Electronics Mart India Ltd’s recent quarterly results indicate a company at a crossroads. The flat financial trend score suggests that the sharp declines of the past may be stabilising, but the path to sustained growth remains uncertain. Investors should weigh the strong revenue and PBDIT growth against the challenges of rising interest costs, declining cash reserves, and low capital efficiency.

Given the company’s mixed signals, a cautious approach is advisable. The stock’s recent outperformance relative to the Sensex in the short term may reflect market optimism about a turnaround, but the longer-term underperformance and fundamental concerns temper enthusiasm. Monitoring upcoming quarterly results for confirmation of margin expansion and improved return metrics will be critical.
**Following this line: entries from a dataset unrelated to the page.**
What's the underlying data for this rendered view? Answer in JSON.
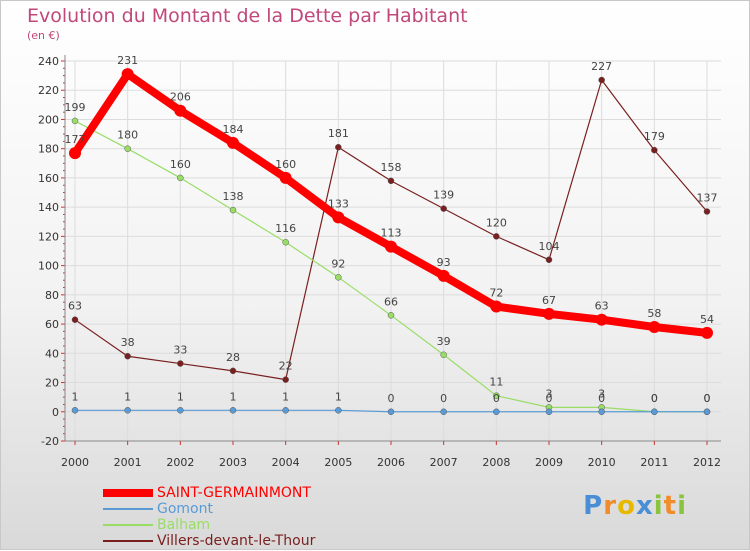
{
  "chart_data": {
    "type": "line",
    "title": "Evolution du Montant de la Dette par Habitant",
    "subtitle": "(en €)",
    "xlabel": "",
    "ylabel": "",
    "categories": [
      "2000",
      "2001",
      "2002",
      "2003",
      "2004",
      "2005",
      "2006",
      "2007",
      "2008",
      "2009",
      "2010",
      "2011",
      "2012"
    ],
    "ylim": [
      -20,
      240
    ],
    "yticks": [
      -20,
      0,
      20,
      40,
      60,
      80,
      100,
      120,
      140,
      160,
      180,
      200,
      220,
      240
    ],
    "grid": true,
    "legend_position": "bottom-left",
    "series": [
      {
        "name": "Villers-devant-le-Thour",
        "color": "#7a1f1f",
        "values": [
          63,
          38,
          33,
          28,
          22,
          181,
          158,
          139,
          120,
          104,
          227,
          179,
          137
        ]
      },
      {
        "name": "Balham",
        "color": "#99dd66",
        "values": [
          199,
          180,
          160,
          138,
          116,
          92,
          66,
          39,
          11,
          3,
          3,
          0,
          0
        ]
      },
      {
        "name": "Gomont",
        "color": "#5b9bd5",
        "values": [
          1,
          1,
          1,
          1,
          1,
          1,
          0,
          0,
          0,
          0,
          0,
          0,
          0
        ]
      },
      {
        "name": "SAINT-GERMAINMONT",
        "color": "#ff0000",
        "values": [
          177,
          231,
          206,
          184,
          160,
          133,
          113,
          93,
          72,
          67,
          63,
          58,
          54
        ]
      }
    ]
  },
  "legend": {
    "items": [
      {
        "label": "SAINT-GERMAINMONT",
        "color": "#ff0000"
      },
      {
        "label": "Gomont",
        "color": "#5b9bd5"
      },
      {
        "label": "Balham",
        "color": "#99dd66"
      },
      {
        "label": "Villers-devant-le-Thour",
        "color": "#7a1f1f"
      }
    ]
  },
  "logo": {
    "letters": [
      {
        "char": "P",
        "color": "#4a8fd6"
      },
      {
        "char": "r",
        "color": "#f28c28"
      },
      {
        "char": "o",
        "color": "#e6b800"
      },
      {
        "char": "x",
        "color": "#4a8fd6"
      },
      {
        "char": "i",
        "color": "#8ac43f"
      },
      {
        "char": "t",
        "color": "#f28c28"
      },
      {
        "char": "i",
        "color": "#8ac43f"
      }
    ]
  }
}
In the context of the diversified retail sector, Electronics Mart faces intense competition and evolving consumer preferences. Strategic initiatives to improve operational leverage, reduce debt costs, and enhance cash flow generation will be key to regaining investor confidence and improving its Mojo Grade further.

Summary

To summarise, Electronics Mart India Ltd’s December 2025 quarter delivered record net sales and PBDIT, alongside strong quarterly PAT growth. However, the broader financial picture remains mixed with flat overall trends, rising interest expenses, and low ROCE. The stock’s recent price gains contrast with longer-term underperformance, reflecting investor uncertainty. The recent upgrade from Strong Sell to Sell by MarketsMOJO acknowledges progress but underscores the need for continued improvement.

Investors should remain vigilant, analysing future earnings releases and sector developments to assess whether Electronics Mart can convert its recent operational gains into sustainable profitability and shareholder value.